The San Francisco company, which is valued at around $23 billion, today announced the formation of Stripe Capital, a lending arm to help fund customers' businesses. Stripe and a soon-to-be announced bank partner will advance funds to customers, who will then repay the loan by giving Stripe a fixed percentage of daily sales. The service will also be available to third parties using the company's Stripe Connect platform.

"Our mission at Stripe is to grow the GDP of the internet. We can do that by helping more entrepreneurs get started, and more internet companies invest in their own growth," says Eddie Serrill, the product lead for Stripe Capital. "With Stripe Capital, businesses can easily access the capital they need to grow."

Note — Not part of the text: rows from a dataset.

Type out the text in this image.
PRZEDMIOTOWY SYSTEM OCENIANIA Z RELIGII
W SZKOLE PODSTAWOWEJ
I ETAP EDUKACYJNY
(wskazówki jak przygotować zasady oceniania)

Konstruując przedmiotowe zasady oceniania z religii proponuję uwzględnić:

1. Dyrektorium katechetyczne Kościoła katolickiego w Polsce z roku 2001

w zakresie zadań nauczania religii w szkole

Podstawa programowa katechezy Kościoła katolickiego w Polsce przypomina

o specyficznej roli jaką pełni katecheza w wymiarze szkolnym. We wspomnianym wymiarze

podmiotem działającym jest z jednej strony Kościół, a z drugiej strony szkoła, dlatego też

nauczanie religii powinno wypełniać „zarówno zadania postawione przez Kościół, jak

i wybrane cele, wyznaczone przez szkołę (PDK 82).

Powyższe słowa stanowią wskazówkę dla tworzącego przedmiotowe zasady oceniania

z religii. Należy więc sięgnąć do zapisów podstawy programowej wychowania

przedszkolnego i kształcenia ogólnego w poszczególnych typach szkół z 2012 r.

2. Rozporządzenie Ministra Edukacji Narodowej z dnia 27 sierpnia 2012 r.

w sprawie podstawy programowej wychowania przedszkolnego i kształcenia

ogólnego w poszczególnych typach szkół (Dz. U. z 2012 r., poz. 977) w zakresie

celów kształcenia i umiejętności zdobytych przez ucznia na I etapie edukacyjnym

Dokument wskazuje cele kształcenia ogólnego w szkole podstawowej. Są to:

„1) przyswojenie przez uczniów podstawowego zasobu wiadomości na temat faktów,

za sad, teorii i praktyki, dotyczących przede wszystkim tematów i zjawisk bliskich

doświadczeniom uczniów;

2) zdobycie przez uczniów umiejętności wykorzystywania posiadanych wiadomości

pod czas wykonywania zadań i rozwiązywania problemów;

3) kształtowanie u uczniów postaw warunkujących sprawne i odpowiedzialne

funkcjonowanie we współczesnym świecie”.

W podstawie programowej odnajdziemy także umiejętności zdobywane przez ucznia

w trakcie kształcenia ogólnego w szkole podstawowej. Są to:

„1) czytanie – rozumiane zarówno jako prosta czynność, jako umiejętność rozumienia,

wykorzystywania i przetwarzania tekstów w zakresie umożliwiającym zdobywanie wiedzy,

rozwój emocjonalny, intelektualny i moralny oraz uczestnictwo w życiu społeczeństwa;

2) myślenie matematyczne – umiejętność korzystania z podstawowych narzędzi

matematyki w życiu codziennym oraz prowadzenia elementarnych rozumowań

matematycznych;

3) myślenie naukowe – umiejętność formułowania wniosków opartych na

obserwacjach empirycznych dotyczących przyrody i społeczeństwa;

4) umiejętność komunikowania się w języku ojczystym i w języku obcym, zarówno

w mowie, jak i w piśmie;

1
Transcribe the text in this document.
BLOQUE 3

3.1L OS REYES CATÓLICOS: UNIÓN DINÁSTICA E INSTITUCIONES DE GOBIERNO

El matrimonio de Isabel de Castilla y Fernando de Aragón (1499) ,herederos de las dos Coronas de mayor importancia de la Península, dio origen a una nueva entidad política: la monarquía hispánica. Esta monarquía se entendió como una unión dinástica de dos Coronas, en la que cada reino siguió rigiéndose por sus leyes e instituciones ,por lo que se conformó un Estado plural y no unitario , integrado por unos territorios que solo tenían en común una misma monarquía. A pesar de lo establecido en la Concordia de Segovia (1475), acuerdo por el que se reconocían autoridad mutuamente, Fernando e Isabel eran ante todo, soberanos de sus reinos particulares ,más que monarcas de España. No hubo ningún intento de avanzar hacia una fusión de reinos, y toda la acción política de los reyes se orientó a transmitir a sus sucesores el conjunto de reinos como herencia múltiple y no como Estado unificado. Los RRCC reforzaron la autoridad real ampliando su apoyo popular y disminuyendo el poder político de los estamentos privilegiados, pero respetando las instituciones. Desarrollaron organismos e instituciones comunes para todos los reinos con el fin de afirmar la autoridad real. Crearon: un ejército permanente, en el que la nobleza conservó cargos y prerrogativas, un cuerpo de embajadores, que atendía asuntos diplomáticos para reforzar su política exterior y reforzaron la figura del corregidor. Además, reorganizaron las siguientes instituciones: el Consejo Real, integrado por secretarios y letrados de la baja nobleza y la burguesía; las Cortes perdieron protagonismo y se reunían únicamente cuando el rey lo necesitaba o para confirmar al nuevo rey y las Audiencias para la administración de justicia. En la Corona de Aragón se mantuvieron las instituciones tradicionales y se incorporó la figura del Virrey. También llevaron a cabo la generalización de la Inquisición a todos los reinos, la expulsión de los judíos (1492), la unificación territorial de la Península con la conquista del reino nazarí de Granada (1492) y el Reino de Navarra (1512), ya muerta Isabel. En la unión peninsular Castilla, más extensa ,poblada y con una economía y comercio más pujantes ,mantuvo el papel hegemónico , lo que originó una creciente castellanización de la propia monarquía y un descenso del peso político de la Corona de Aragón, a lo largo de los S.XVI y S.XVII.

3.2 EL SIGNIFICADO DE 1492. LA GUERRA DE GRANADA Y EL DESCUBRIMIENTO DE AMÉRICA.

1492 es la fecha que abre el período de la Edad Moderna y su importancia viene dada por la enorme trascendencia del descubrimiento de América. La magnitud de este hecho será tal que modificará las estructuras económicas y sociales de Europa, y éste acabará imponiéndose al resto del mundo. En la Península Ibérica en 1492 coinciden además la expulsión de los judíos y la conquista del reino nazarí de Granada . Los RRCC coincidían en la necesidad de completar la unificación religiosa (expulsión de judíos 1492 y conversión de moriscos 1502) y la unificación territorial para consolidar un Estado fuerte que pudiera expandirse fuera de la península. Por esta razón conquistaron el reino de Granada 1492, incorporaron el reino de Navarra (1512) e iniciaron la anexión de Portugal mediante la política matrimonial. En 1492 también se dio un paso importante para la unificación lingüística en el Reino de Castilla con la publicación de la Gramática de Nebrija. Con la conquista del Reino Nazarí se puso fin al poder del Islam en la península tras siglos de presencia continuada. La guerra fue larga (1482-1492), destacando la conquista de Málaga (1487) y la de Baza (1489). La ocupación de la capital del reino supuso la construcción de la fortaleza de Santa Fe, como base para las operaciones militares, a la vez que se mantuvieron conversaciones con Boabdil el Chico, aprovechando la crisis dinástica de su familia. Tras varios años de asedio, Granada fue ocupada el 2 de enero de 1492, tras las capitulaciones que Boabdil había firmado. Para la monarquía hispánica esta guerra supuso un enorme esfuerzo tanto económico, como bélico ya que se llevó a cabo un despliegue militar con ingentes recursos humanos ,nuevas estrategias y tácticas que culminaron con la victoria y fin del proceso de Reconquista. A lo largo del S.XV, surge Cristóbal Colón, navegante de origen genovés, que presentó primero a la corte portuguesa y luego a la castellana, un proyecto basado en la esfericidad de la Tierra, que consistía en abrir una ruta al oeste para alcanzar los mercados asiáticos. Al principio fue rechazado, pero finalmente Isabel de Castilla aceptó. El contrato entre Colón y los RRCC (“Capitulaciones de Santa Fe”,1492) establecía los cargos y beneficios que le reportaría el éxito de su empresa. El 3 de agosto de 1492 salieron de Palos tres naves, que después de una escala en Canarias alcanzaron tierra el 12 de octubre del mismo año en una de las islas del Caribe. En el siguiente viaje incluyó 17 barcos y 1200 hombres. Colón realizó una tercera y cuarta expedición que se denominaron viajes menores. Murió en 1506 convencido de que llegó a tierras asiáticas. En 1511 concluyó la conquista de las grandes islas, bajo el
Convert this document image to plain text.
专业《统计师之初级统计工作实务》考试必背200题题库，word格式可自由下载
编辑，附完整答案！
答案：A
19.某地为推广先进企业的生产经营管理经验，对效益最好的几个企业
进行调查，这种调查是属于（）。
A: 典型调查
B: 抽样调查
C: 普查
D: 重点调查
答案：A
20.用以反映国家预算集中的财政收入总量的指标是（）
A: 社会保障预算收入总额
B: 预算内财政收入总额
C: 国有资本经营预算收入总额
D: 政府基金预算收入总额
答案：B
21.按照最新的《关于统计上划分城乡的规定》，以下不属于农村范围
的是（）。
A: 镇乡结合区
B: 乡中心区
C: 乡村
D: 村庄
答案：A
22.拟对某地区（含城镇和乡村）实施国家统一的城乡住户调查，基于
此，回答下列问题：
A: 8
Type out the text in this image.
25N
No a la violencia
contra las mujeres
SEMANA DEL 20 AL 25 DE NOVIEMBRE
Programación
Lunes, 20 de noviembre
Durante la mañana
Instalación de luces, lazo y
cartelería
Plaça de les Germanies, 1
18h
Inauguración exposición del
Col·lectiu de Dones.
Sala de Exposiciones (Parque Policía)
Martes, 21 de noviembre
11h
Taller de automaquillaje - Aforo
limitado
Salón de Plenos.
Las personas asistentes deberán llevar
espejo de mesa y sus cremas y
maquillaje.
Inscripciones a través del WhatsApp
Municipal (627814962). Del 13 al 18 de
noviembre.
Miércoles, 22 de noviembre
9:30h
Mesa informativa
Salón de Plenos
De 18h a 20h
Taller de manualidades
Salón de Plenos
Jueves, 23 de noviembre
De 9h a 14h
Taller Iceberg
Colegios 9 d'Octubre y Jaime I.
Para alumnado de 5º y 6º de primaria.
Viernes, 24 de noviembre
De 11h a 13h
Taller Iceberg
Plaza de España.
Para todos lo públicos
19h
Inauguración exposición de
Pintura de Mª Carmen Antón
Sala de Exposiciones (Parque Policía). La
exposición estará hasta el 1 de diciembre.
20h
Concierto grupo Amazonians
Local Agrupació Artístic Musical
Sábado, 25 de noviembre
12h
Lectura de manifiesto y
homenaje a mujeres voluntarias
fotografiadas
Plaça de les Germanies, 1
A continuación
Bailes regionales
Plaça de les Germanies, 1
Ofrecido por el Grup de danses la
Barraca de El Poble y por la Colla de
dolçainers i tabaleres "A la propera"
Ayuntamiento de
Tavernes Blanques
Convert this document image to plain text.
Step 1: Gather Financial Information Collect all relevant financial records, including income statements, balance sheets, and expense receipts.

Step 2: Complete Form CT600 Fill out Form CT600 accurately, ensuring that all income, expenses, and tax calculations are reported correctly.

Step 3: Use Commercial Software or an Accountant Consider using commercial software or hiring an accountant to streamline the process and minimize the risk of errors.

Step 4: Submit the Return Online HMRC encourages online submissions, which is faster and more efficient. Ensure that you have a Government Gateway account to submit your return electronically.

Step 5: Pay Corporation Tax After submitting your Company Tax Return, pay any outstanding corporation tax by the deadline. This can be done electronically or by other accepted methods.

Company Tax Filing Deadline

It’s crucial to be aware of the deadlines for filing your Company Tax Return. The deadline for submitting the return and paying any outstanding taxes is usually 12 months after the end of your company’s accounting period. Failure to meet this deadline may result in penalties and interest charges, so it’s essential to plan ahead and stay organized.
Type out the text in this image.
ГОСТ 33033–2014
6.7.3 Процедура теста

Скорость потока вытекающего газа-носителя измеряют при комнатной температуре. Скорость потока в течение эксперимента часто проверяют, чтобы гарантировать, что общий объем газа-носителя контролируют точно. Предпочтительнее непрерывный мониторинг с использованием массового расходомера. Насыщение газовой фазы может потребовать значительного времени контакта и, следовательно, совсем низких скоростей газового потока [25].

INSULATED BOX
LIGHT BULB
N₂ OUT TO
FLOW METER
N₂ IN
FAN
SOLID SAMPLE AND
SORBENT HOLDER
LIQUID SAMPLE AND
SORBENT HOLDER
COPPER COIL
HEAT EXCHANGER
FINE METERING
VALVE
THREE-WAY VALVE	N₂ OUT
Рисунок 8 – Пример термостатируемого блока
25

Business lending seems like a logical expansion for Stripe, which brothers Patrick and John Collison founded in 2009. The company has dedicated itself to empowering other entrepreneurs by simplifying some of the more complicated aspects of starting a business. And borrowing money is a big, and complicated, pain: Many businesses often struggle with the complicated paperwork and tighter lending standards of traditional banks, meaning that many entrepreneurs seek online or alternative financing for their businesses

By entering this market, Stripe is following the example of some of its biggest competitors, including PayPal, which has a market cap of $125.8 billion and a similar Working Capital offering. Square, another onetime payments startup that expanded into business lending, in 2014 launched the similarly-named Square Capital; the company boasts it has now extended over $5 billion. Public companies Lending Club and OnDeck, as well as fintech startups including Kabbage, Fundera, and Funding Circle, also focus on lending to small businesses.

According to an announcement from the company, among Stripe Capital's chief selling points are automated repayment and a data-driven approach to determining the terms of loans based on customers' individual businesses.